When I was a prospective student touring colleges, I assumed research always involved test tubes and lab rats. However, as I reflect on the research project I completed this year, I am happy to say I did not spend any time in a lab. Instead, all I needed was my computer to participate in the DataExpo, a data science competition sponsored by the American Statistical Association (ASA).
Each year, students are given a government dataset and guiding questions, and then are expected to develop their own research project and present findings to judges at a statistics conference in the summer. This year, participants were asked to analyze data from the Global Historical Climatology Network, which contains weather records for the entire world since the 18th century. My project examining the relationship between public perception of climate change and county-level weather trends in the United States won first place in the competition. I learned a lot about data-driven research projects through the DataExpo and thought I would share some of my insights from the process.
- Set boundaries to avoid becoming overwhelmed by an open-ended project.
My original idea for this project was to look at the social impact of climate change around the world. This is clearly very different from my final research question regarding public perception of climate change in the United States. Why did my research question change so drastically? It was important to narrow the scope of my analysis to something specific and manageable.

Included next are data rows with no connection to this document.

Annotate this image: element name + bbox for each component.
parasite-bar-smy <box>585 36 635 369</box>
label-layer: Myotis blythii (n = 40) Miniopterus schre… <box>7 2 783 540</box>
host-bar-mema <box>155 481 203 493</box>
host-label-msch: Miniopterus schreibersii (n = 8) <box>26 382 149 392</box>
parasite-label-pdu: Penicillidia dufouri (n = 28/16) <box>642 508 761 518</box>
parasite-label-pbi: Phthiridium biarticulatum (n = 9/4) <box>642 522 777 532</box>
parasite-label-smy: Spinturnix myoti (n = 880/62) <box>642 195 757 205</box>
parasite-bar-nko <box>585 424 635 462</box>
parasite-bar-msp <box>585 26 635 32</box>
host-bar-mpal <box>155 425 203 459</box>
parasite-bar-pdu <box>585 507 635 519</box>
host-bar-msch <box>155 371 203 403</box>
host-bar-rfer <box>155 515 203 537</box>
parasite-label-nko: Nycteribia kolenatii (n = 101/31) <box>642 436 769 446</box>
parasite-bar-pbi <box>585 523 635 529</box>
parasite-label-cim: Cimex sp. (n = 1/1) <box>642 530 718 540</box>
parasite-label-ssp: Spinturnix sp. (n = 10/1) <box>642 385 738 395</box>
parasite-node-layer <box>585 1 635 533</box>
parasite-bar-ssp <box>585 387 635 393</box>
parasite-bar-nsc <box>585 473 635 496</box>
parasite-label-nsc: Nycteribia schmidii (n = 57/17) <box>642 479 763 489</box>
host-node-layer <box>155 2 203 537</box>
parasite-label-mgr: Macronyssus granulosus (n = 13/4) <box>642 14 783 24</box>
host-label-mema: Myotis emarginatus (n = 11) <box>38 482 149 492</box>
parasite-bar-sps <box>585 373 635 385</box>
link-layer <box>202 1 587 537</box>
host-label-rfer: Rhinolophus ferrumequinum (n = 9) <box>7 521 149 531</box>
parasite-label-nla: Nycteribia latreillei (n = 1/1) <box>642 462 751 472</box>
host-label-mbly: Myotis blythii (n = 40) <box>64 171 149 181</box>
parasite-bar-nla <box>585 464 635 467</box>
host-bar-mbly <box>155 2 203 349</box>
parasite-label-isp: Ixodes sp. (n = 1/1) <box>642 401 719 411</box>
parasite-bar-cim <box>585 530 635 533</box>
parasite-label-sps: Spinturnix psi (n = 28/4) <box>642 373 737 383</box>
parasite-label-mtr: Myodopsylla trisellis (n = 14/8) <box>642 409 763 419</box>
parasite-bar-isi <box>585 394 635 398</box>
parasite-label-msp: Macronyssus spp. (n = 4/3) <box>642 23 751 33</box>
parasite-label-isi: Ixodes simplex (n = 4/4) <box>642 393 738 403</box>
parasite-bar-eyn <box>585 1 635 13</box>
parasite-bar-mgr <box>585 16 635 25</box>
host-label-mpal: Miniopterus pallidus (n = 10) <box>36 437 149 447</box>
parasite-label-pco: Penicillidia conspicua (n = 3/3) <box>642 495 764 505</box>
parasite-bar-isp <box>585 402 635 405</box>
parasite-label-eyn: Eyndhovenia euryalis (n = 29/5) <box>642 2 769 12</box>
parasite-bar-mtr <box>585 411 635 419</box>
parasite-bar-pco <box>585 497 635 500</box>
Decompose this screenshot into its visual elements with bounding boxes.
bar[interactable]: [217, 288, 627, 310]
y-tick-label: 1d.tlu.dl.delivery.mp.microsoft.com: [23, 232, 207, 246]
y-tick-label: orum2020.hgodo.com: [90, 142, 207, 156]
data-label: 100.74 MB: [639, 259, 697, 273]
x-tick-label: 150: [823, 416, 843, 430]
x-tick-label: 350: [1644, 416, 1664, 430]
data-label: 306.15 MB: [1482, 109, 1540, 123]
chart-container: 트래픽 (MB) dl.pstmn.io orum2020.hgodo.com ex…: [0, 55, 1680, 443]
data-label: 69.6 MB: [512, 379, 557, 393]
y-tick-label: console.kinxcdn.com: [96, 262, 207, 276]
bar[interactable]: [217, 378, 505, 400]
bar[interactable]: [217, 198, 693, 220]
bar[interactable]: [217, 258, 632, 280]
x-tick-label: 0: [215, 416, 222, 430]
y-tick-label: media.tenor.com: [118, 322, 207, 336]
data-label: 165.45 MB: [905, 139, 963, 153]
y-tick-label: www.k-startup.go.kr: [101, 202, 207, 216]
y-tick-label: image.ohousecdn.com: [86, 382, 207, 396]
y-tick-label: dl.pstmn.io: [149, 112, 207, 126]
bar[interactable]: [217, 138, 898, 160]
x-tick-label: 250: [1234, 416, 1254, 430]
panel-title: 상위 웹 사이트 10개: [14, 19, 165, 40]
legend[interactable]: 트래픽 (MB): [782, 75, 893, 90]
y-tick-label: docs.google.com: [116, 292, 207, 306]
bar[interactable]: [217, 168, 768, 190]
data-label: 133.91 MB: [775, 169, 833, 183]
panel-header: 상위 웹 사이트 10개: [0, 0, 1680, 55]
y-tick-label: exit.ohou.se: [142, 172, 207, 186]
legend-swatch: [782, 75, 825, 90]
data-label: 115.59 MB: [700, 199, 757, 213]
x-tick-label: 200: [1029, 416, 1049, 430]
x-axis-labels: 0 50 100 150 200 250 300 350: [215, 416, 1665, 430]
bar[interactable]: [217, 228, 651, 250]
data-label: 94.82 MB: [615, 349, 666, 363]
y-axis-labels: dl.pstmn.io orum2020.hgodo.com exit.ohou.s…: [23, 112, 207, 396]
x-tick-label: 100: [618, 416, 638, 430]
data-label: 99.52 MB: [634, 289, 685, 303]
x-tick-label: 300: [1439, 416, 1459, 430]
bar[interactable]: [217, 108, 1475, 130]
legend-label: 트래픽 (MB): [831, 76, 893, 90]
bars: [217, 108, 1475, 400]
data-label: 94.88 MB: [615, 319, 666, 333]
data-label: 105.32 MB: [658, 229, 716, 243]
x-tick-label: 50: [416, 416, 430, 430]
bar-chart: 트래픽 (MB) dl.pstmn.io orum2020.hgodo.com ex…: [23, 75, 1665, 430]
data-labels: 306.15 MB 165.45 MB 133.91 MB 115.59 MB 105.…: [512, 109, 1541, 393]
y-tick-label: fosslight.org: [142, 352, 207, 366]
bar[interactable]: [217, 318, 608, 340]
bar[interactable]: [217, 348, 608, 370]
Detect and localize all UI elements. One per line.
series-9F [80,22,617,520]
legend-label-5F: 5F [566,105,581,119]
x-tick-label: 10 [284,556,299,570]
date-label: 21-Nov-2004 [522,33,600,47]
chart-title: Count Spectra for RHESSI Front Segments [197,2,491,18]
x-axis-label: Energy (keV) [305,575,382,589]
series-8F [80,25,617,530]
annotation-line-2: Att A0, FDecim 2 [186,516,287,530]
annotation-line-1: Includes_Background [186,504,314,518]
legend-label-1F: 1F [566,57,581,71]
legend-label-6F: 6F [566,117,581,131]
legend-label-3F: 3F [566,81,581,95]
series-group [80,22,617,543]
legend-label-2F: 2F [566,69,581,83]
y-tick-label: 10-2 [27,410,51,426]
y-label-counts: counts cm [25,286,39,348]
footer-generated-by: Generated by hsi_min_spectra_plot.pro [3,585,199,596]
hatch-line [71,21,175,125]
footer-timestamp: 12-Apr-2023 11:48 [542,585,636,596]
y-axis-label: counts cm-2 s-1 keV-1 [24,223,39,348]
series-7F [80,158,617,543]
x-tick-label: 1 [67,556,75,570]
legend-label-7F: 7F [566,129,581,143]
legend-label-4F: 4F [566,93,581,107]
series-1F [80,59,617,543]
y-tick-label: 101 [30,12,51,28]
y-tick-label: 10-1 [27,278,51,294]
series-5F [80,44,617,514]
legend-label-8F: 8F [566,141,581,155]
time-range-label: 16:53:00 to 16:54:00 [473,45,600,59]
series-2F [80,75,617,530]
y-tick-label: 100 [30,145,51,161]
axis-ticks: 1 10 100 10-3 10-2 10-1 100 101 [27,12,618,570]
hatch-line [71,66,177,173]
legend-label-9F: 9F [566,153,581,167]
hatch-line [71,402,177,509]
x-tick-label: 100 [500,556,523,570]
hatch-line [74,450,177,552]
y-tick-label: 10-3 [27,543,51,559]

In order to analyze my original question, I would have needed to define social impact as it relates to climate change, found data that related to my definition of social impact, and then developed a method for quantifying social impact based on the data I had gathered. All of this would have been in addition to a similar process of quantifying climate change around the world with the GHCN data. As a full-time college student with about 6 months to complete the project, this was not feasible.
Rewriting my research question not only made my life easier, but it helped me create a better and more compelling story. For example, narrowing the scope of the analysis to the United States in the past 50 years was compelling from both a storytelling and data quality perspective. The United States was the best represented country in the dataset, and measurements are more accurate over the past 50 years as opposed to the past 100 years. I also knew the audience would almost entirely consist of people from the United States, and many middle-aged and older viewers would have been alive for most if not all of the period of analysis.
- Recognize that performing analysis is a long and iterative process.
Even after I narrowed the scope of the analysis, the data processing for this project presented a significant challenge. I initially had 50 datasets (one per year), each with one row per weather station, per day. I needed to manipulate this data to get a new dataset with one row per county where the columns captured county-level temperature change over the past 50 years. Recognizing there was a lot of work to be done, my advisor Dr. Tom Fisher and I broke the process down into a series of smaller steps. We transformed the data to get one row per station per year, and then to get one row per county per year. Finally, we measured the change in each county over time to obtain a dataset with one row per county.
A lot of this project involved thinking about the next step forward from where we were standing. Over the course of many months, we incrementally changed the dataset to obtain the final product. Some steps were repeated multiple times, and some steps were simplified or reduced to fit better with our end goal. For example, we originally processed the data for the last 120 years, and then only decided to use the last 50. Of all the summary statistics we calculated, only two of them turned out to be useful. I also reran the analysis to include precipitation measures late in the analysis process. It can be frustrating to feel like you’ve wasted your time on unused data processing or analysis, but it’s all part of the journey towards the final product.
- Statistics is all about the story.
I think one of the most frustrating parts of any data project is that the parts of the project you dedicate the most time to are generally not what you share with the audience. Instead, the success of the project is judged based on the results of your project and how you deliver them. After processing the climate data, I joined the final results to global warming survey data collected by Yale in 2019. Using the full dataset, I built a series of maps and graphs to examine the relationship between observed climate change and public perception of climate change. Unfortunately, there wasn’t a strong correlation between the two sets of variables.
While my research question was answered, the end of the story just wasn’t satisfying. So rather than end the story there, I looked into several demographic factors to see if any of them were highly correlated with belief on climate change. Unsurprisingly, political ideology (represented by data from the 2016 presidential election) had the strongest correlation with belief on climate change. This extra step created a much better ending to my story. Rather than ending with a disappointing lack of correlation, I was able to construct a narrative about how Americans are more guided by political ideology and belief than empirical data, a suggestion that is especially relevant today in a world where public opinion doesn’t always align with scientific findings.
Conclusion
I want to close with my biggest life lesson from this project, which is to always say yes to opportunities for practical experience in a field you’re passionate about. When I first joined the DataExpo team as an observer my sophomore year, I struggled to complete basic coding tasks. However, my experience shadowing that year not only led to my successes with this year’s project, but it also resulted in the opportunity to work more closely with members of the statistics faculty and students, in addition to getting me involved with CADS. I really appreciate Dr. Tom Fisher, Dr. Karsten Maurer, Matthew Snyder, Alison Tuiyott and Ben Schweitzer for making the DataExpo such a great experience. All of these opportunities have greatly improved my technical skills and prepared me for life after college. As I look back on my time at Miami, I will always be grateful for these experiences and for all of the people who helped me along the way.